Abstract:

 Ice-phase microphysical processes are crucial to precipitation formation, especially in deep convection and its organized form of Mesoscale Convective Systems (MCSs). Many details of these processes remain unresolved partly due to the difficulties of in-situ observations, especially in the strong convective regions where mixed-phase microphysics dominate. Our study analyzes data from space-borne Dual-frequency Precipitation Radar (DPR) onboard the NASA Global Precipitation Measurement (GPM) satellite to decipher ice-phase particles’ bulk density and its spatial variations within the MCSs.
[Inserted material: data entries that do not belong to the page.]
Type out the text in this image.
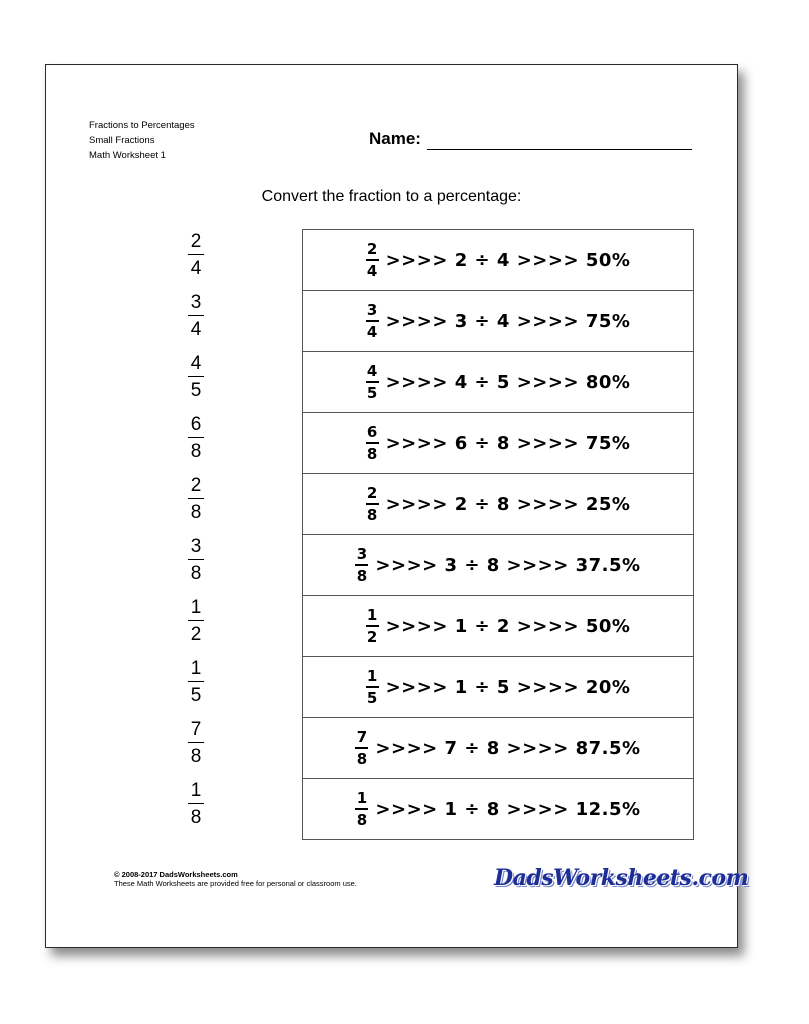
Fractions to Percentages
Small Fractions
Math Worksheet 1
Name:
Convert the fraction to a percentage:
2
4
3
4
4
5
6
8
2
8
3
8
1
2
1
5
7
8
1
8
$\frac{2}{4}$ >>>> 2 ÷ 4 >>>> 50%
$\frac{3}{4}$ >>>> 3 ÷ 4 >>>> 75%
$\frac{4}{5}$ >>>> 4 ÷ 5 >>>> 80%
$\frac{6}{8}$ >>>> 6 ÷ 8 >>>> 75%
$\frac{2}{8}$ >>>> 2 ÷ 8 >>>> 25%
$\frac{3}{8}$ >>>> 3 ÷ 8 >>>> 37.5%
$\frac{1}{2}$ >>>> 1 ÷ 2 >>>> 50%
$\frac{1}{5}$ >>>> 1 ÷ 5 >>>> 20%
$\frac{7}{8}$ >>>> 7 ÷ 8 >>>> 87.5%
$\frac{1}{8}$ >>>> 1 ÷ 8 >>>> 12.5%
© 2008-2017 DadsWorksheets.com
These Math Worksheets are provided free for personal or classroom use.	DadsWorksheets.com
We use a 3-year compilation of GPM observed MCSs during the summer months in West Africa Monsoon region. We take advantage of the high vertical resolution of the GPM/DPR observations to study vertical profiles of ice-phase particle sizes and densities along their falling paths. The GPM/DPR statistics indicate that microphysical processes, inferred from the vertical evolution of particle densities and sizes, are much more closely related to storm dynamics than locations within the MCS as seen by the conventional convective/stratiform separation using radar observations. High-density particles associated with the riming process are present only inside the active updraft cores in the DPR algorithm labeled convective region. The rest of the convective region shows remarkably similar characteristics compared with the stratiform region in DPR data. This is likely due to the low vertical velocity outside the active convective core which cannot support supercooled liquid droplets and associated riming process. The implications of the dynamic separation of the convective/stratiform region instead of a morphological one as currently used in radar meteorology will also be discussed.